JEFF the Brotherhood
“We’re more proud of this record than any record we’ve made before,” enthuses singer/guitarist Jake Orrall about Wasted On The Dream, the righteous new album from Nashville rockers JEFF The Brotherhood. “It’s the most time we’ve ever spent writing songs, the most time we’ve ever spent in the studio, and it’s definitely the most fully realized JEFF The Brotherhood record we’ve ever made.” “Jake and I wanted to make a really fun rock album that could reach a lot of different people,” adds drummer Jamin Orrall. “And we’ve succeeded”

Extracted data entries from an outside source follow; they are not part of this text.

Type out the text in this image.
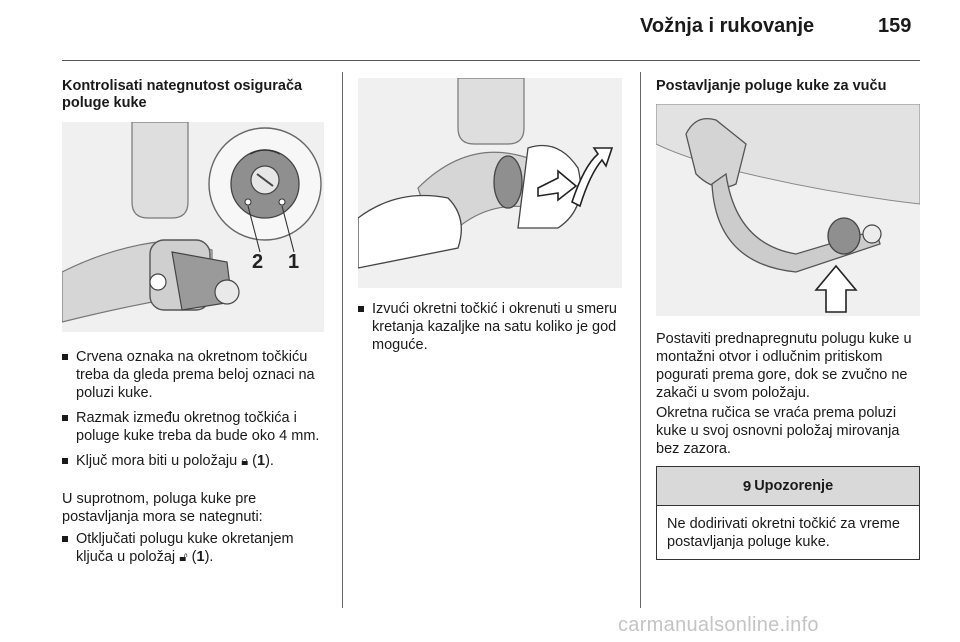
Vožnja i rukovanje	159
Kontrolisati nategnutost osigurača poluge kuke
2 1
Crvena oznaka na okretnom točkiću treba da gleda prema beloj oznaci na poluzi kuke.
Razmak između okretnog točkića i poluge kuke treba da bude oko 4 mm.
Ključ mora biti u položaju 🔒︎ (1).

U suprotnom, poluga kuke pre postavljanja mora se nategnuti:

Otključati polugu kuke okretanjem ključa u položaj 🔓︎ (1).
Izvući okretni točkić i okrenuti u smeru kretanja kazaljke na satu koliko je god moguće.
Postavljanje poluge kuke za vuču

Postaviti prednapregnutu polugu kuke u montažni otvor i odlučnim pritiskom pogurati prema gore, dok se zvučno ne zakači u svom položaju.

Okretna ručica se vraća prema poluzi kuke u svoj osnovni položaj mirovanja bez zazora.

9 Upozorenje
Ne dodirivati okretni točkić za vreme postavljanja poluge kuke.
carmanualsonline.info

Wasted On The Dream is the record the Orrall brothers been building up to since they first formed JEFF The Brotherhood in 2001. It’s a van-rocking, bong-rattling slab that authentically captures their fiery mixture of 70s hard rock, 80s punk, 90’s grunge and indelible pop melodies. “People like to lump us in with the garage thing, because there aren’t any other heavy rock bands that are playing the circuit that we’re playing,” says Jake. “But we’re not interested in playing three-chord punk or blues songs; we play hard rock, and we’re all about the pop hook. Bands like Foo Fighters, Weezer and Queens of the Stone Age — that’s who we aspire to be”

Co-produced by JEFF The Brotherhood with Joe Chiccarelli (The Strokes, Poco, My Morning Jacket, Beck), tracks like “Voyage Into Dreams,” “Melting Place” and “Karaoke, TN” are loaded with muscular guitars, pounding drums, sky-punching riffs and effortlessly catchy choruses. “We envisioned something similar to a lot of the rock records that came out in the Nineties,” explains Jamin, “back when rock records were still really big, and bands like Smashing Pumpkins and Nirvana were playing arenas.”

While Jake’s three-string guitar and Jamin’s minimalist drum kit used to define the band’s sound, Wasted on the Dream is the first JEFF album to showcase their recent evolution into a fully realized rock outfit: Jake plays six-string guitar, Jamin plays a full kit, and Jack Lawrence (of Raconteurs and Dead Weather fame) plays bass on the entire album. Wasted On The Dream mirrors the awesome power of the bands live shows, which now feature a full-time touring guitarist and bassist in addition to the Orrall brothers. “We did the two-piece thing for twelve years and became really bored with it,” Jake laughs. “We thought, ‘we need to get some more people to play with us, because we’re about to kill each other!’ I’m sure we will perform some of the twopiece stuff again in the future, because the two of us are the band; we can always do that. But everyone who sees us now says we’re at our best and this is the best we’ve ever sounded, in this current incarnation.”

In addition to Lawrence, Wasted On The Dream features guest contributions from Bethany Cosentino of Best Coast, who sings on “In My Dreams,” plus Diarrhea Planet guitarists, Evan Bird and Emmett Miller (“They play this insane Scorpions-vibe shredder solo on ‘What’s a Creep,’” says Jake) — and, best of all, Ian Anderson of Jethro Tull, who delivers a truly Tull-riffic flute solo on “Black Cherry Pie”.

Wasted On The Dream also showcases the band’s sharpest songwriting to date, a development that Jake and Jamin partly chalk up to Chiccarelli’s sage guidance. “I wrote 35 songs for the record, and we wound up recording 11 of them,” says Jake. “We’d be working up a song in the studio, and Joe would be like, ‘Hey, do you have a bridge from another song that you’re not using that would go good in this song?’ I’d never even thought about doing something like that before, and it totally worked out! I learned so much from him about song structure, and about what resonates with people in terms of pop songs, melodies, production values, all of that.” “He made our sound much bigger,” adds Jamin. “He’s kind of a freak when it comes to drums; he’s very, very meticulous about drum sounds, and we spent a lot of time getting them just right.” Jake and Jamin have toured and recorded relentlessly ever since JEFF The Brotherhood began, releasing seven studio albums (including 2012’s Dan Auerbach-produced Hypnotic Nights), a live record and a large stack of singles and EPs, and building up a rabid cult following in the process. But with Wasted On The Dream, JEFF The Brotherhood have come up with a potent record that will tickle the fancy (and eardrums) of a much larger audience while still bringing their loyal fans along for a raucous ride.